St David’s Day: how a sixth century monk inspired centuries of devoted followers and poets
Helen Fulton, Professor and Chair of Medieval Literature, University of Bristol, Jonathan M. Wooding
Honorary Professor, University of Sydney
The man we know as St David, or Dewi Sant in Welsh, lived in the sixth century in the west of the island of Britain. He founded a monastic community on the site of what is now St Davids Cathedral in Pembrokeshire.
David was celebrated in both Wales and Ireland, but what we know about him and his followers mostly comes from the Latin text, Vita S. David (Life of St David), which was written by the author Rhygyfarch in around 1080.
Rhygyfarch was a member of a clerical community at Llanbadarn Fawr, which is in modern day Ceredigion, west Wales. His writing is evidence of the lasting cult associated with Saint David and the many medieval churches dedicated to him throughout Wales. By “cult”, we mean the continued devotion to David’s life and work.
Rhygyfarch’s writing in some ways presents us with two different Davids. The first is the archbishop who would become the patron of a major local church as well as a nation. The other is the abbot of a hermit-like community, who required his monks to live on little more than bread and water.
But, according to Rhygyfarch, they were not allowed too much even of those, as “being filled to excess, even with bread on its own, gives rise to dissipation [self-indulgence]”. The ideal setting for this somewhat cheerless regimen was a remote place, away from the temptations of secular life.
Experts have reason to believe that Rhygyfarch’s account of David is authentic because the monastic programme he described corresponds closely to the rule of an anonymous abbot who was witheringly criticised by the sixth century churchman and author, Gildas. Gildas was the author of the earliest surviving history of Britain, De Excidio Britanniae (On the Ruin of Britain), in which he blamed the Britons for their defeat by the Saxons.
David’s austerity, which saw him nicknamed aquaticus (waterman) by Rhygyfarch and others, appears to be authentic. And it goes some way to explaining why we find his great cathedral in a marshy valley at the extreme edge of south-west Wales.
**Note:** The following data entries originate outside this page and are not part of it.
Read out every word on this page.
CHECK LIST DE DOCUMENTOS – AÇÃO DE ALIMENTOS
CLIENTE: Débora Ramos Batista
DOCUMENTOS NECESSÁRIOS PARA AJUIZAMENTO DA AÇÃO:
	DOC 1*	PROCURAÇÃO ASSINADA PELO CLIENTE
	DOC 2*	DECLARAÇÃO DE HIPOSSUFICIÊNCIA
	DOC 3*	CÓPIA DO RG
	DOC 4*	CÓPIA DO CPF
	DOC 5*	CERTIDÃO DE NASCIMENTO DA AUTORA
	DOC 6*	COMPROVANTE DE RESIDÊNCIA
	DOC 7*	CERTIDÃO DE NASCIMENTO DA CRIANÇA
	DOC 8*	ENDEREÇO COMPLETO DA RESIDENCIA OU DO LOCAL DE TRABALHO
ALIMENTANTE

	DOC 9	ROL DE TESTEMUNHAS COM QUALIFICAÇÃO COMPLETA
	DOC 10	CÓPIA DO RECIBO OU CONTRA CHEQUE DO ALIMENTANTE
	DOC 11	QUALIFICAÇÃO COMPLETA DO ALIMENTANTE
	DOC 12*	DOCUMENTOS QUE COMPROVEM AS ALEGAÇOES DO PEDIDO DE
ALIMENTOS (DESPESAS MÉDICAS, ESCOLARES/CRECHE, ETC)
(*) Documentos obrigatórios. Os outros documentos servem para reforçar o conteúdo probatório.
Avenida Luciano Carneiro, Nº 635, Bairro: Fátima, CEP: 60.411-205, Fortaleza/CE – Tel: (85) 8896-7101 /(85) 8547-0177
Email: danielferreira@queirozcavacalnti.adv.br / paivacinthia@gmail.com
Rhygyfarch’s writing inspired a number of later texts, including the Welsh language Buchedd Dewi, which was written in the 14th century. In it, it says that David’s last words were “gwnewch y pethau bychain”, which means “do the little things”.
Welsh court poets before the English conquest of Wales in 1282 would invoke David as a saint who represented the national interest of Wales, while later poets insisted on his superiority to other saints.
Most strikingly, the saint was drawn into the rich tradition of poetic prophecy. This asserted that the Welsh people would one day win their country back from the English.
It was a tradition recorded from the tenth century onward and which persisted until the Reformation in the 16th century, when the Church of England broke away from the Catholic Church.
The cathedral at St Davids is an example of the extent of the medieval devotion to David. It is no simple architectural effort. Its construction started in 1182 and it is a richly-decorated masterpiece. The surrounding terrain was challenging, so presumably the location was non-negotiable. The building fell down twice, firstly in 1220 and then in 1248, before stability was eventually achieved.
Bishops in 1538 and 1666, who were unsympathetic to pilgrimage and mindful of spiritual concerns, attempted to move the bishop’s throne 45 miles east to the town of Carmarthen. That they failed is testimony to the seismic force of the cult of St David.
This year marks the ninth centenary of a papal bull (a decree) issued by Pope Calixtus II confirming the estates and buildings of the bishops of Menevia (the Latin name of the diocese of St Davids, known as Mynyw in Welsh).
Contrary to popular belief, Calixtus did not canonise St David, because it was not required of an early saint. The English historian, William of Malmesbury, writing in the 1120s, said Calixtus encouraged pilgrims to go to Menevia, because “those who went twice to St Davids should have the same privileges in the way of benediction as those as those who went once to Rome”.
Later Welsh poets picked up on the same formulation to promote the importance of the cathedral. In the late 14th century, the poet Iolo Goch reiterated that two pilgrimages to St Davids were equivalent to one pilgrimage to Rome, and added that three to St Davids equalled one to Jerusalem.
The bard Ieuan ap Rhydderch, writing in the first half of the 15th century, repeated this in his long poem dedicated to David and declared “Nid gwell sant, ffyniant ei ffawd / Na Dewi (“There is no better saint than Dewi, good fortune his blessing”).
David died in around AD600. A reference to his banner leading the Welsh forces in the tenth-century prophetic poem, Armes Prydein, suggests that by that point he was thought of as the patron saint of the Welsh people.
The feast of St David on March 1 was a religious festival up until the Reformation. It then survived as a national day of commemoration throughout the following centuries.
The cult of Dewi Sant lives on to the present day as a potent symbol of Welsh national identity.